Wednesday, October 20, 2004

Recipe: The Maine Lobster Dinner

This one is dedicated to Charlie and Mariann who were supposed to be here last month for personal instruction. It seems Mother Nature and Frances had other ideas. But for all of you who may have missed out, here's the simplest of New England meals, and, in the next post, my approach to dismantling the beasts at the table.

First, we should all understand that in most part of the US, when you order lobster at a restaurant, you don't get lobster. Instead, you get some form of crayfish. Yes, it may have lobster in its real local name (not the one on the menu: that will probably just say lobster and be followed by an obscene price), but Florida Lobster, Rock Lobster, Spiny Lobster, Southern Lobster, even (most of the time) Lobster Tail, they're all crawfish. (Check out:
for some definitions . . .)

This is a lobster.

A real lobster

Everything else is not. (Which does not mean that any and/or all of those other creatures are not great eating. They are each wonderful in their own right! But please, do not call them lobsters . . .)

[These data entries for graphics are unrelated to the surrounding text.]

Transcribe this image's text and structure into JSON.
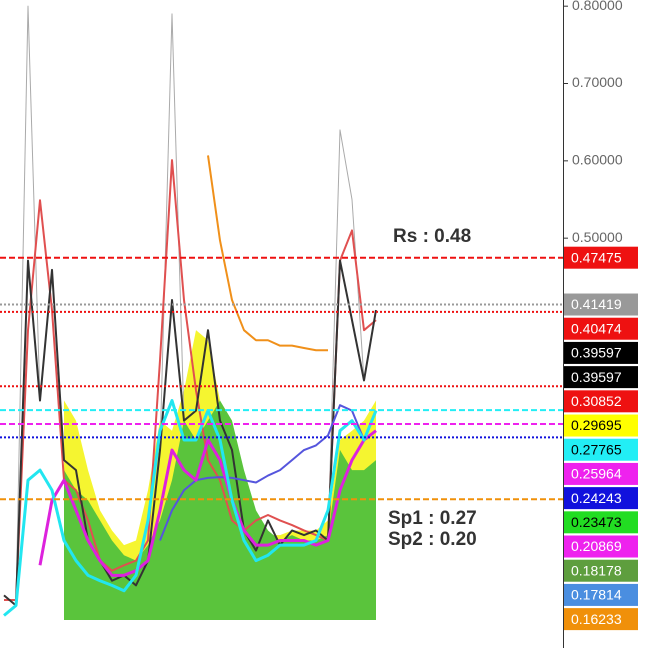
{
  "chart_data": {
    "type": "line",
    "ylim": [
      -0.03,
      0.808
    ],
    "yticks": [
      {
        "value": 0.8,
        "label": "0.80000"
      },
      {
        "value": 0.7,
        "label": "0.70000"
      },
      {
        "value": 0.6,
        "label": "0.60000"
      },
      {
        "value": 0.5,
        "label": "0.50000"
      }
    ],
    "annotations": [
      {
        "text": "Rs : 0.48",
        "value": 0.48
      },
      {
        "text": "Sp1 : 0.27",
        "value": 0.27
      },
      {
        "text": "Sp2 : 0.20",
        "value": 0.2
      }
    ],
    "series": [
      {
        "kind": "area",
        "color": "#f5f530",
        "values": [
          null,
          null,
          null,
          null,
          null,
          0.29,
          0.264,
          0.2,
          0.148,
          0.122,
          0.103,
          0.109,
          0.174,
          0.264,
          0.251,
          0.303,
          0.381,
          0.368,
          0.29,
          0.226,
          0.135,
          0.122,
          0.116,
          0.116,
          0.122,
          0.122,
          0.122,
          0.135,
          0.239,
          0.251,
          0.264,
          0.29
        ]
      },
      {
        "kind": "area",
        "color": "#5ac43c",
        "values": [
          null,
          null,
          null,
          null,
          null,
          0.2,
          0.174,
          0.161,
          0.135,
          0.109,
          0.09,
          0.083,
          0.103,
          0.135,
          0.187,
          0.264,
          0.239,
          0.264,
          0.29,
          0.264,
          0.2,
          0.148,
          0.122,
          0.109,
          0.116,
          0.109,
          0.109,
          0.116,
          0.226,
          0.2,
          0.2,
          0.213
        ]
      },
      {
        "kind": "line",
        "color": "#aaaaaa",
        "width": 1,
        "values": [
          0.038,
          0.025,
          0.8,
          0.29,
          0.459,
          0.213,
          0.2,
          0.109,
          0.083,
          0.057,
          0.064,
          0.051,
          0.083,
          0.226,
          0.79,
          0.264,
          0.277,
          0.381,
          0.264,
          0.226,
          0.122,
          0.096,
          0.135,
          0.103,
          0.122,
          0.116,
          0.122,
          0.109,
          0.64,
          0.55,
          0.316,
          0.407
        ]
      },
      {
        "kind": "line",
        "color": "#e05050",
        "width": 2,
        "values": [
          0.032,
          0.032,
          0.381,
          0.549,
          0.407,
          0.187,
          0.174,
          0.135,
          0.083,
          0.07,
          0.077,
          0.083,
          0.109,
          0.342,
          0.601,
          0.42,
          0.303,
          0.213,
          0.187,
          0.135,
          0.122,
          0.135,
          0.142,
          0.135,
          0.129,
          0.122,
          0.116,
          0.109,
          0.471,
          0.51,
          0.381,
          0.394
        ]
      },
      {
        "kind": "line",
        "color": "#333333",
        "width": 2,
        "values": [
          0.038,
          0.025,
          0.471,
          0.29,
          0.459,
          0.213,
          0.2,
          0.109,
          0.083,
          0.057,
          0.064,
          0.051,
          0.083,
          0.226,
          0.42,
          0.264,
          0.277,
          0.381,
          0.264,
          0.226,
          0.122,
          0.096,
          0.135,
          0.103,
          0.122,
          0.116,
          0.122,
          0.109,
          0.471,
          0.394,
          0.316,
          0.407
        ]
      },
      {
        "kind": "line",
        "color": "#f0901a",
        "width": 2,
        "values": [
          null,
          null,
          null,
          null,
          null,
          null,
          null,
          null,
          null,
          null,
          null,
          null,
          null,
          null,
          null,
          null,
          null,
          0.607,
          0.497,
          0.42,
          0.381,
          0.368,
          0.368,
          0.361,
          0.361,
          0.358,
          0.355,
          0.355,
          null,
          null,
          null,
          null
        ]
      },
      {
        "kind": "line",
        "color": "#5555dd",
        "width": 2,
        "values": [
          null,
          null,
          null,
          null,
          null,
          null,
          null,
          null,
          null,
          null,
          null,
          null,
          null,
          0.109,
          0.148,
          0.174,
          0.187,
          0.19,
          0.191,
          0.19,
          0.187,
          0.184,
          0.193,
          0.2,
          0.213,
          0.226,
          0.232,
          0.245,
          0.284,
          0.277,
          0.239,
          null
        ]
      },
      {
        "kind": "line",
        "color": "#dd22dd",
        "width": 3,
        "values": [
          null,
          null,
          null,
          0.077,
          0.161,
          0.187,
          0.148,
          0.109,
          0.083,
          0.064,
          0.064,
          0.07,
          0.083,
          0.148,
          0.226,
          0.2,
          0.187,
          0.239,
          0.213,
          0.161,
          0.122,
          0.103,
          0.103,
          0.109,
          0.109,
          0.109,
          0.103,
          0.109,
          0.174,
          0.213,
          0.239,
          0.251
        ]
      },
      {
        "kind": "line",
        "color": "#22e6f0",
        "width": 3,
        "values": [
          0.012,
          0.025,
          0.187,
          0.2,
          0.174,
          0.109,
          0.083,
          0.064,
          0.057,
          0.051,
          0.044,
          0.064,
          0.135,
          0.251,
          0.29,
          0.239,
          0.239,
          0.277,
          0.239,
          0.161,
          0.109,
          0.083,
          0.09,
          0.103,
          0.103,
          0.103,
          0.109,
          0.148,
          0.251,
          0.264,
          0.239,
          0.277
        ]
      }
    ],
    "price_labels": [
      {
        "value": 0.47475,
        "bg": "#ee1111",
        "fg": "#ffffff",
        "line": "dash"
      },
      {
        "value": 0.41419,
        "bg": "#999999",
        "fg": "#ffffff",
        "line": "dot"
      },
      {
        "value": 0.40474,
        "bg": "#ee1111",
        "fg": "#ffffff",
        "line": "dot"
      },
      {
        "value": 0.39597,
        "bg": "#000000",
        "fg": "#ffffff",
        "line": null
      },
      {
        "value": 0.39597,
        "bg": "#000000",
        "fg": "#ffffff",
        "line": null
      },
      {
        "value": 0.30852,
        "bg": "#ee1111",
        "fg": "#ffffff",
        "line": "dot"
      },
      {
        "value": 0.29695,
        "bg": "#ffff00",
        "fg": "#000000",
        "line": null
      },
      {
        "value": 0.27765,
        "bg": "#22eef5",
        "fg": "#000000",
        "line": "dash"
      },
      {
        "value": 0.25964,
        "bg": "#ee22ee",
        "fg": "#ffffff",
        "line": "dash"
      },
      {
        "value": 0.24243,
        "bg": "#1111dd",
        "fg": "#ffffff",
        "line": "dot"
      },
      {
        "value": 0.23473,
        "bg": "#22dd22",
        "fg": "#000000",
        "line": null
      },
      {
        "value": 0.20869,
        "bg": "#ee22ee",
        "fg": "#ffffff",
        "line": null
      },
      {
        "value": 0.18178,
        "bg": "#5e9e3e",
        "fg": "#ffffff",
        "line": null
      },
      {
        "value": 0.17814,
        "bg": "#4a8ee0",
        "fg": "#ffffff",
        "line": null
      },
      {
        "value": 0.16233,
        "bg": "#f0900a",
        "fg": "#ffffff",
        "line": "dash"
      }
    ]
  }
}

So here's what you need . . .
some crunchy French Bread (or your favorite 'bread with some character')
a big garden salad - lots of fresh grown tomatoes, greens and everything else
2 ears of fresh corn per person
1 lobster each
lemon wedges
and lots of butter (or your favorite butter substitute)

Here’s how you do it.
The usual phrase is ‘boiled Maine lobster.’ Please don’t boil your lobster! Like most seafood, lobster is a delicate meat. When cooked too hot or too long, it gets tough and loses flavor.

The ideal cooking method is steaming over hot rocks covered with seaweed on a sandy beach somewhere. But that’s a tad inconvenient in my kitchen . . . So we use a big bucket and poach the beasts. Get out your favorite big bucket (we use a 12 qt. stockpot or a canning pot), fill it about half full of water, toss in some seaweed if you have any, and bring the water to a full boil.

While the water is heating up, toss a stick or three of butter, or an appropriate quantity of your favorite butter substitute (as I’ve said before, we use Smart Balance), into a small skillet and put it over low heat. At the very least you want to melt the butter. At the most, you can do a full cheesecloth-strained clarification. What’s the difference? About 2 minutes and a piece of cheesecloth . . .

In either case, heat the butter gently until the milk solids settle out onto the bottom of the skillet, and whatever froth forms on the surface. Carefully (slowly) skim the frothy stuff off and throw it out. Let the milk solids ‘cook’ for a few more minutes in the butter and then just pour off the clear butter, leaving the solids in the pan. Or strain the butter through the cheesecloth.

At that point, I usually give the skillet a quick wipe, pour the butter back in and add a goodly slug of olive oil. I shoot for about 1/3 oil, 2/3 butter, but you can use whatever proportions you like, or skip the oil altogether, or hey, skip the butter altogether and just use olive oil! If you want, you can squeeze a fresh lemon or two into the butter/oil, but I prefer the sharp zing of lemon juice at the table, one bite at a time. You can leave the skillet on barely-there heat until it’s time to serve.

When your bucket of water is boiling, get your lobsters out of the fridge, gently roll them into the sink and snip the rubber bands on their claws. (I don’t know about you, but I prefer the flavor of lobster over that of boiled rubber . . .)

Cut off the rubber bands

When they’re all snipped, pick up the lobster body from behind the big claws and plunge the lobster head first into the boiling water. Get all the lobsters into the pot as quickly as you can so they’ll all be done at the same time.

Put the lid on the pot, turn the heat to medium low, and check the clock. In 18 minutes, you’ll be ready to eat.

Why 18? ‘Cause it works for me . . . Look, when you plunge the cold lobsters into that half pot of boiling water, you reduce the water temperature dramatically. It’s going to take a good 7 minutes to get back to a comfortable poaching temperature. And 10 – 11 minutes after that to poach a 1 – 3 lb. lobster is just about right. You could leave the heat on high to try to reduce the time a little, but then you’d ‘boil’ your lobster and ruin it. So be patient, cook slowly, and you’ll reap the reward.

Lobsters cooked

Besides you’ve still got corn to cook! So put about 2 inches of water in the bottom of your corn pot. You want to steam your corn, not boil it. Cover the pot and put it over high heat to bring it to a boil. When you’re about 6 or 7 minutes away from taking the lobsters out, put the corn in, cover the pan, and again, turn the heat down to medium low. Fresh corn on the cob is very delicate. Five minutes in the steam is plenty to cook it. When the time is up, turn off the heat, uncover the pan and just let the corn sit there while you get the lobsters out.

Then haul everything to the table and dine in glory!